We also have a project running in each primary where every term the classes study a painting by a great master which we have carefully linked to a piece of classical music. The pieces teachers receive in response to this study are absolutely amazing.



 Basic music lessons are part of the national curriculum.

  • This school aspires to teach a balanced and broadly based curriculum which will promote the cultural, physical, emotional, aesthetic and intellectual development of all pupils.
  • Learning music contributes to each of these faculties.



  • Let’s start with singing. In younger children this helps focus on their pronunciation and understanding of phonetics, helping them to develop verbal communication skills.  As they get older, it will improve their literacy skills as they’ll be reading and dealing with lyrics on a regular basis.  It’s also been demonstrated that the rhythms in many types of music help to improve reading fluency.  Singing can also provide a child with their first introduction to poetry and verse, both core topics in English Literature.
  • Now let’s look at learning to play a musical instrument.

           With younger children, the key concepts of music which they encounter

           in their weekly music classes also help develop logical thinking:  ideas such as long

           and short, left and right as well as the concepts of numbers and counting all go to

           help in other areas of their learning.

           Learning to play a musical instrument has been proven to improve a child’s memory

           as well as other skills from literacy to mathematics.

           Playing a musical instrument requires a child to focus and improve on core skills; a

           method that can be applied to their other subjects.  The child must learn discipline

           and perseverance as well as focus and motivation; all key skills to effective study. 

           If they’ve developed the discipline to keep up with music practice, they’re more likely

           to be able to cope with the increase in workload as they grow older.

  • But let’s not forget the impact learning a musical instrument can have on non-academic skills. Learning and performing music can improve a child’s self-esteem, confidence and social skills, especially if they perform in musical groups.  This means they’ll be more likely to socialise well in school, often leading to improved academic performance.



  • Firstly, through general music classes;

           Key Stage 1 half an hour per week.

           Key Stage 2 two half hour classes per week.

           Each key stage also has a half hour of group singing per week.

  • Secondly, through instrumental lessons.

           All pupils in P.5, P.6 and P.7 have a half hour tin whistle lesson per week and are

           expected to do 10 minutes of practice at home each evening.

            In P.4 pupils are selected (by means of a musical ear test) for individual peripatetic

           instrumental lessons delivered by the EA Music Service and private tutors.
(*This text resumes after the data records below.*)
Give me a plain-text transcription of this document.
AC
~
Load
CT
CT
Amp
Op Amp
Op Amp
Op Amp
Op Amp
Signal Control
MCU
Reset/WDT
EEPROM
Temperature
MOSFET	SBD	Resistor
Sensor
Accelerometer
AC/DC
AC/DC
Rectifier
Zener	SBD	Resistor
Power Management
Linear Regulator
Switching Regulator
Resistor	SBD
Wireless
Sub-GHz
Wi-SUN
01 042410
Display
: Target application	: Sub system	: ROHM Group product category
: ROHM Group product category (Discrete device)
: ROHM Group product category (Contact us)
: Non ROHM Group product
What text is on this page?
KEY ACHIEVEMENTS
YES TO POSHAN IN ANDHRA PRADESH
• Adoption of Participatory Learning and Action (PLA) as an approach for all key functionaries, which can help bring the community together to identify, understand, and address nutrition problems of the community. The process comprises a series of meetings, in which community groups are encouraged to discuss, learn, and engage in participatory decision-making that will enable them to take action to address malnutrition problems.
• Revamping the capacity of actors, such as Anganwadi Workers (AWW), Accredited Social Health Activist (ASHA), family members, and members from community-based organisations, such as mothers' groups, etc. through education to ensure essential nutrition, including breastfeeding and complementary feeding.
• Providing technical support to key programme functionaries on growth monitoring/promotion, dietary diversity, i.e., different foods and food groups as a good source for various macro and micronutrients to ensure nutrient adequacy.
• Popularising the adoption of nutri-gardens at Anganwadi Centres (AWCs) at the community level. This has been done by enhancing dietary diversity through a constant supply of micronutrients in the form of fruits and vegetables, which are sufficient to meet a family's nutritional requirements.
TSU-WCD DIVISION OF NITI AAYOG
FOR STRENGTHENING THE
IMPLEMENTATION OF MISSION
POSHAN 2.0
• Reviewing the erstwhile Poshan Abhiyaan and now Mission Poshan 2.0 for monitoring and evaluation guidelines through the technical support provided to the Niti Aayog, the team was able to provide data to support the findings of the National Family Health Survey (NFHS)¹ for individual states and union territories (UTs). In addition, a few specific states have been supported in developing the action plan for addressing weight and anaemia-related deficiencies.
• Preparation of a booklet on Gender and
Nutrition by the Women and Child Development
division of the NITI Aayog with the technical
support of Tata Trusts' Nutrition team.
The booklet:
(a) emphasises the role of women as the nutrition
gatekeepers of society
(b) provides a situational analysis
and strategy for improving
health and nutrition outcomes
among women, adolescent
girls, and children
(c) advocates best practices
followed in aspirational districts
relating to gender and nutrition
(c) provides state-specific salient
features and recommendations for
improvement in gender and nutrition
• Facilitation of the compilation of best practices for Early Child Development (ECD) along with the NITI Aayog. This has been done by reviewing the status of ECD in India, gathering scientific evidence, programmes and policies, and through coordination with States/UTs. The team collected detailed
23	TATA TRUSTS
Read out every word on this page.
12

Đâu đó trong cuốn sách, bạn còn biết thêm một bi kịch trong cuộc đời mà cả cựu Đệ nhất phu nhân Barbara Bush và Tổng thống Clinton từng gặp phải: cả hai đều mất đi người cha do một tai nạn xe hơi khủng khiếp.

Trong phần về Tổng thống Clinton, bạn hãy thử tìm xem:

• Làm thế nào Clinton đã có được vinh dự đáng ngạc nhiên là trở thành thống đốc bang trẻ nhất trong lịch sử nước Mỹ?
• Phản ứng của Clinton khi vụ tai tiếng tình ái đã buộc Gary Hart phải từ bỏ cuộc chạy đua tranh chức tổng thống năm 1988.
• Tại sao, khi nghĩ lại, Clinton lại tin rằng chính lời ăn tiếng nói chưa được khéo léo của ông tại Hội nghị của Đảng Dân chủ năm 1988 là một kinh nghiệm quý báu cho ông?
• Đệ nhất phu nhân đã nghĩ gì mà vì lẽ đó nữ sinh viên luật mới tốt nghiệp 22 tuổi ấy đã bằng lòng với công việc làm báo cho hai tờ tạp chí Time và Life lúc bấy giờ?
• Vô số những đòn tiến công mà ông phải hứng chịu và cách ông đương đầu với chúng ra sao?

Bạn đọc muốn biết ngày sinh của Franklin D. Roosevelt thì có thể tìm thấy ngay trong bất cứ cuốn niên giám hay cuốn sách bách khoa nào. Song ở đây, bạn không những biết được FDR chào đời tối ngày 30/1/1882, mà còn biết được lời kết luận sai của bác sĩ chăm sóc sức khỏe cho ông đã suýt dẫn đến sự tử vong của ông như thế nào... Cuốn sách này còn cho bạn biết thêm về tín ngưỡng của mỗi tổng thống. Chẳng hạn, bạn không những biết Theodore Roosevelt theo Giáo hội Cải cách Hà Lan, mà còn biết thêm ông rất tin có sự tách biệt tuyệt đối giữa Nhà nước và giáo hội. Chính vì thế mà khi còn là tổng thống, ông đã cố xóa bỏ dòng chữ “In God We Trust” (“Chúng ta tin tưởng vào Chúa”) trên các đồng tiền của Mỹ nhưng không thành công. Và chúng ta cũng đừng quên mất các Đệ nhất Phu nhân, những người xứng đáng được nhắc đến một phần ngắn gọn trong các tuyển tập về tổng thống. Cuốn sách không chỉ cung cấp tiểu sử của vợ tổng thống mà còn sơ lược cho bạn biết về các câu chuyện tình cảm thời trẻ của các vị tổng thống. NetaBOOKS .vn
These

           pupils will work towards Graded exams on their instrument, giving them the

           opportunity to gain a recognised qualification in Music.

           Currently, lessons are available on violin, cello, flute, trumpet, trombone and

           drum kit.

           Guitar is taught as an extended school’s activity and djembe (African drum) is offered

           to pupils in P.6 and P7.


           The school choir is made up of pupils from P.4-7 who rehearse once a week.

           Along with instrumentalists, the choir participates in all the Religious Sacraments

           throughout the year (e.g. Sacrament of Penance, First Communion and Confirmation)

           and competes in local competitions organized by The Flax Trust and The Saint Anne



Every pupil in the school has an opportunity to perform in class Assemblies, at religious ceremonies, in the Key Stage 1 Christmas Show or the Leavers Show at the end of P7.